Rating: Summary: Interesting but not well researched Review: I bought this book to learn more about the history of Tampa(where I was born and raised). I found it interesting and entertaining. When discussing the book with members fo my family and others I know that grew up and lived during the times, pointed out mainy flaws and discrepincies that the author didn't not bother to double check his sources.
Rating: Summary: Hoboken Hobo Fails to Describe the True Tampa Underworld Review: This was a very disappointing description of Tampa's more colorful characters that were often protrayed as poor marksmen who couldn't hit water if they stood in the ocean. Who is this guy from New Jersey thinking he can write about Tampa?

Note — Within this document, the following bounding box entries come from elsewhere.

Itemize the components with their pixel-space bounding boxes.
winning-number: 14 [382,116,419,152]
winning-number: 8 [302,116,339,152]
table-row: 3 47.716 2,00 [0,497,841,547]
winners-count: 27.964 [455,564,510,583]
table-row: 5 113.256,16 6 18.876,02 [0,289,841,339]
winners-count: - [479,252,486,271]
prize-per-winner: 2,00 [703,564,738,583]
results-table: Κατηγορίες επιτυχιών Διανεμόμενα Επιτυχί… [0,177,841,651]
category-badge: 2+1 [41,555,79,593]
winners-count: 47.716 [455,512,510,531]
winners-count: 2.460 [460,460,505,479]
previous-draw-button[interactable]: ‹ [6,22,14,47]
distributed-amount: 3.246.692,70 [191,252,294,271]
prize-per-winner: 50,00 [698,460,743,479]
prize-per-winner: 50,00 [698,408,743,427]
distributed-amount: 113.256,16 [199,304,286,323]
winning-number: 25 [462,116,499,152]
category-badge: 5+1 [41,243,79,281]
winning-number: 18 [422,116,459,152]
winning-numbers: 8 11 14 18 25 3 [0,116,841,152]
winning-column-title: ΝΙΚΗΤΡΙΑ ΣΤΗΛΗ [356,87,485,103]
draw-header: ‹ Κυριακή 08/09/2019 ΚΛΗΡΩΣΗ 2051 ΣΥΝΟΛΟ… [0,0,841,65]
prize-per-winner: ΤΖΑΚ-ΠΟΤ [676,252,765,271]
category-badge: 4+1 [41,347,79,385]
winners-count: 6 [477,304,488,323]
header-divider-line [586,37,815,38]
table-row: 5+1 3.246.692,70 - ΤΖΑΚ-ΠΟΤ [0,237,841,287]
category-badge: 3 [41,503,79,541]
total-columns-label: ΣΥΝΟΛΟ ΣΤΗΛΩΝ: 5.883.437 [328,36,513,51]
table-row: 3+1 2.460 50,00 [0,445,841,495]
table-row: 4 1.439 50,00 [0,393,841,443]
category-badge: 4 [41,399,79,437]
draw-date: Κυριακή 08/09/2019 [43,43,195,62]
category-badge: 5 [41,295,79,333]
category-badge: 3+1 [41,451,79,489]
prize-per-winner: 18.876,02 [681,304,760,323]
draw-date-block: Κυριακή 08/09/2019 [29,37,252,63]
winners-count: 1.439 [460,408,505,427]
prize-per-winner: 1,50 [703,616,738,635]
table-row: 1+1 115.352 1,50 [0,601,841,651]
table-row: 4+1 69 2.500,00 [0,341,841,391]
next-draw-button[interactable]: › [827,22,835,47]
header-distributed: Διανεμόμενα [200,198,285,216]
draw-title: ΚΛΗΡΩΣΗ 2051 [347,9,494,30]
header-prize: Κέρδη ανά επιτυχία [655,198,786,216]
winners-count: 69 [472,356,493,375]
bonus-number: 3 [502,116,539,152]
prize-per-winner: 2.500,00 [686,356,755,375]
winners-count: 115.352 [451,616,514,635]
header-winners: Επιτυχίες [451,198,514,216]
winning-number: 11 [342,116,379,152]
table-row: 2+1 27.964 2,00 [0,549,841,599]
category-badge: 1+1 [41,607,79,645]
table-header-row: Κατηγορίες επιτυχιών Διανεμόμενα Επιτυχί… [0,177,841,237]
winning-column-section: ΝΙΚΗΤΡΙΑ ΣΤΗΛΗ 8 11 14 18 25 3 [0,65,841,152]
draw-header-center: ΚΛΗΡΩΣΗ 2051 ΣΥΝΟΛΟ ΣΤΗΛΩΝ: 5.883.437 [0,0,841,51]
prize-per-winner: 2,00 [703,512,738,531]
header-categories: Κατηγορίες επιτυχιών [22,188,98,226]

I have some serious concerns with the sloppy construction of this book by a publisher who probably couldn't get a loan from Freddie Flim-Flam to print anything else. If you are going to diss our town Deitche, at least get your facts straight. This is a lazy accumulation newspaper stories and rumors. Nothing new and a whole lot missing. Who is going to really talk with a Jersey transplant anyway?